Worthwhile Books (Q1 2020)

These are the books I read in the first quarter (and forgot to mention last quarter) that I think are worth your time.

Cyber

  • Secrets of a Cyber Security Architect, by Brook S. E. Schoenfield. I was honored to write the Foreword, and think there’s a great deal of hard-won wisdom.
  • Sandworm, by Andy Greenberg. In depth the story of the NotPetya worm. Much of it’s been published in Wired, but seeing the story in one place was powerful.
  • Crash Override, by Zoe Quinn. I put off reading this for quite a while, and I regret that. I expected more of a polemic, or (justifiably) a re-telling of a story of traumatization. And while there were elements of that, I found Crash Override to be clear-headed, witty and insightful about the awful experiences that Ms. Quinn went through and what we all can learn from them.

Non-fiction

  • The Weather Experiment by Peter Moore is fascinating history of the very gradual process of understanding the weather. The shape of a hurricane is obvious today because of satellites, but was worked out by people writing each other letters containing observations. The existence of weather offices was highly political, and at times defunded for the offense of offering to predict the weather. There’s
    an interesting relationship to cybersecurity, in that it took quite
    some time to even figure out what was worth observing, and much more
    time to start to collect, correlate and understand it all. The benefit
    of all that work wasn’t visible at the start. I don’t think that we
    know the shape of a hurricane yet, and our fits and starts at collecting and sharing knowledge might not be capturing the right things, or making it available to the right people.
  • Tolkien in the Great War by John Garth. A mix of biography and literary criticism. I was reading this the day I learned that Christopher Tolkien had passed. Speaking of which, this article on his maps was a fascinating, and related tidbit.
  • Bad Blood. The story of Theranos. When I read these books, I play a game with myself where I ask “at what point would I quit?” In this case, the lesson that comes out is the abuse of loyalty. Theranos’ founder Holmes asked for or even demanded loyalty from those around her. Not a focus on the mission or goals, but loyalty to her. There’s a lesson in how she allowed that to trump everything else.
  • Humans Need Not Apply by Jerry Kaplan is a really interesting look at the dual rise of what the author calls synthetic intellects and forged laborers.

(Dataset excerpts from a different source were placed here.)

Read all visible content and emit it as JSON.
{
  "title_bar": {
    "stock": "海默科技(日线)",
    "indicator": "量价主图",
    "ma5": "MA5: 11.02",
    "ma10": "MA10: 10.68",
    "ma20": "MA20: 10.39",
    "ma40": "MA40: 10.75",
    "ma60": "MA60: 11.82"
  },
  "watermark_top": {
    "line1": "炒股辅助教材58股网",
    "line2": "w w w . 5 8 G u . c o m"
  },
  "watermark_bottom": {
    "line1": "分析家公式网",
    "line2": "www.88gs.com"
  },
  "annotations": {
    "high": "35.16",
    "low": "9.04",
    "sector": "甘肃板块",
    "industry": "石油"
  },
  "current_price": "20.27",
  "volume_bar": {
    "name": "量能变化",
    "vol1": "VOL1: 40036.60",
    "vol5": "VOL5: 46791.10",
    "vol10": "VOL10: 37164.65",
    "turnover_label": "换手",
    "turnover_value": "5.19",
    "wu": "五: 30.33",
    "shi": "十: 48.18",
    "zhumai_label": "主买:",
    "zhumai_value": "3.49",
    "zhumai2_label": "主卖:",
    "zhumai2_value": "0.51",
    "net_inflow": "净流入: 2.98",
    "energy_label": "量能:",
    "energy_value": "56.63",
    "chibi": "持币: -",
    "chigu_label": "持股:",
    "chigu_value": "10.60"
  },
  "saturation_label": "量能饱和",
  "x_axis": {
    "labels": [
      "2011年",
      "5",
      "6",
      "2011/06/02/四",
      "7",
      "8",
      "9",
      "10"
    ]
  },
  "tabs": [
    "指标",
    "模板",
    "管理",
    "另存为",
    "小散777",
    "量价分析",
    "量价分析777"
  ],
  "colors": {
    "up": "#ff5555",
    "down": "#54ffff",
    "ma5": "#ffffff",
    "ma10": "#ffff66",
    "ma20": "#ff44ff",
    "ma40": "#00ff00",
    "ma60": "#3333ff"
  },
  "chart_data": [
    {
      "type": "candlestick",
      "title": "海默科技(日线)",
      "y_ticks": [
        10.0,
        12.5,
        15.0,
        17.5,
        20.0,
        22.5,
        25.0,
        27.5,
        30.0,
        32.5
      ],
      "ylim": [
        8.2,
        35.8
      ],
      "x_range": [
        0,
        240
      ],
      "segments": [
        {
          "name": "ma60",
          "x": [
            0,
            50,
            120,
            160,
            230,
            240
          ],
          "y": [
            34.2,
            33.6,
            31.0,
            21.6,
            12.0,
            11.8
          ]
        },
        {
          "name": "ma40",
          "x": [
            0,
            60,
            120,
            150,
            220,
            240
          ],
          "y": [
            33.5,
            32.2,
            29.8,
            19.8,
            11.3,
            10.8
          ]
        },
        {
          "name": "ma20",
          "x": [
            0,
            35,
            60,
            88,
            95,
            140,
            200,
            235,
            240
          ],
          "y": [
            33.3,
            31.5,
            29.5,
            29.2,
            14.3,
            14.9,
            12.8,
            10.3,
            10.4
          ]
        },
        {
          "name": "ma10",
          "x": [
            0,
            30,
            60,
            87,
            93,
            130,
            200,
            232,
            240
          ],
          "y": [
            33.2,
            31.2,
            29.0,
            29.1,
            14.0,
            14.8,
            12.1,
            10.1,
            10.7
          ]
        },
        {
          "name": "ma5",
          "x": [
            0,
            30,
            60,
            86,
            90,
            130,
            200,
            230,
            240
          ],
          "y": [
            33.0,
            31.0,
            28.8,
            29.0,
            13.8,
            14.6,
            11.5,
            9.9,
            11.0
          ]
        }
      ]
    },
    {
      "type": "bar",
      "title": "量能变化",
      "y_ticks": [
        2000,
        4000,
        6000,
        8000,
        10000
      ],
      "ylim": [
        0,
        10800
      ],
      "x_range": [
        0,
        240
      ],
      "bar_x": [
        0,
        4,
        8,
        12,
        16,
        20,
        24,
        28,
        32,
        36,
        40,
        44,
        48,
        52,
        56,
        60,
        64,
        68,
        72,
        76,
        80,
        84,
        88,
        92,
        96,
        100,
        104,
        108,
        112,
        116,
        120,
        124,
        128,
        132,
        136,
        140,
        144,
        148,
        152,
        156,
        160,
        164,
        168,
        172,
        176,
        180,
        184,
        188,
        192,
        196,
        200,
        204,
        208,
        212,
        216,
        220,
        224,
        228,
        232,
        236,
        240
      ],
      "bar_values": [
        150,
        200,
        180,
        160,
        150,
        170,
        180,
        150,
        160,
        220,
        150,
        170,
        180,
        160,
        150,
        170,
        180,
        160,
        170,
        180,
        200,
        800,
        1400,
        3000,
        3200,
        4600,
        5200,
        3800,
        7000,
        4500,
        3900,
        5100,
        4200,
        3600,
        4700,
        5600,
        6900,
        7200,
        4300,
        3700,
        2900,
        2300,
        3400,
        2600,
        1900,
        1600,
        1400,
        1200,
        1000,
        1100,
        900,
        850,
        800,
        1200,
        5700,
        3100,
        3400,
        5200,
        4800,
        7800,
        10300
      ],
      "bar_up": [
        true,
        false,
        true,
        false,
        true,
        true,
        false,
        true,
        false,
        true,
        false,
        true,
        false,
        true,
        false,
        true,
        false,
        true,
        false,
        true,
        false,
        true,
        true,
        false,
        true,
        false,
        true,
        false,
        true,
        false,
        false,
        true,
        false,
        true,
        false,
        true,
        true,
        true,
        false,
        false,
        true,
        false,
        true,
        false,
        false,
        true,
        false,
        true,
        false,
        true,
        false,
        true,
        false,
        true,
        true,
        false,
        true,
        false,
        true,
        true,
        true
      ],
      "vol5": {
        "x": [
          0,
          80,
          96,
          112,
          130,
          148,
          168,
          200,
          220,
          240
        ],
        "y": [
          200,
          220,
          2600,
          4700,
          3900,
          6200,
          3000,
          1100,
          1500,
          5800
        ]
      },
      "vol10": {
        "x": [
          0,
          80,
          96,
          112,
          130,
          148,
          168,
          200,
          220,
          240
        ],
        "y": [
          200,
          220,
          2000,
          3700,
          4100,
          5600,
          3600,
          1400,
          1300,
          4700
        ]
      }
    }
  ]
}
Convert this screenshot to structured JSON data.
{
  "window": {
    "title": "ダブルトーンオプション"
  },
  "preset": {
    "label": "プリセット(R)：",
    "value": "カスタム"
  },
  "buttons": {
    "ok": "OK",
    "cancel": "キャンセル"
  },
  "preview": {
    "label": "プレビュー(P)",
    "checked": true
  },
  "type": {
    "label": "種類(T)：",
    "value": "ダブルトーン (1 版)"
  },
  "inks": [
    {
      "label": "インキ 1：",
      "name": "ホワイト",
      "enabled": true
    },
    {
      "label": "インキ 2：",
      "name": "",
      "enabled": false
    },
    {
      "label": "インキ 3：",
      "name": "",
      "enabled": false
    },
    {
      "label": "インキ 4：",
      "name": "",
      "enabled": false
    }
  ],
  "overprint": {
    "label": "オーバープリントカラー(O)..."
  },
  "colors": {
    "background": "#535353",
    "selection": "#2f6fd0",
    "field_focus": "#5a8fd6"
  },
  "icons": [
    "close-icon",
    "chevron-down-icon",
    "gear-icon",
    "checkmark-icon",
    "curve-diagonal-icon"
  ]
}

The analysis of what that means for people is fascinating, deep and wide ranging. Importantly, he identifies ‘winner take all’ as an outcome that’s magnified by each of these developments separately, and that build on each others. The proposals to address the problems are less convincing. In this, and I mean this in a complimentary way, the work reminds me of Das Kapital. Excellent analysis of the problems with capitalism, and I don’t believe in the solutions offered.

Fiction

  • Famous Men Who Never Lived by K. Chess is a fascinating story of trans-universe refugees, settled in a world that doesn’t understand their shared heritage. Well-done storytelling and character development.
  • Torchship by Karl Gallagher is a fun story of a torchship taking on various cargos and problems after the AIs and grey goo have taken over a good chunk of the universe. The pilot uses a slide rule because computers cannot be trusted. Awesomeness. Also free if you have Kindle unlimited, easily worth it if not.
  • Children of Ruin, Adrian Tchaikovsky. The second book in a fascinating universe, this one with uplifted octopi.
  • Semiosis by Sue Burke is a multi-generational story of settlers on a planet with intelligent plans. Finalist for lots of awards. I did not love everything about this, but it stretches in interesting ways.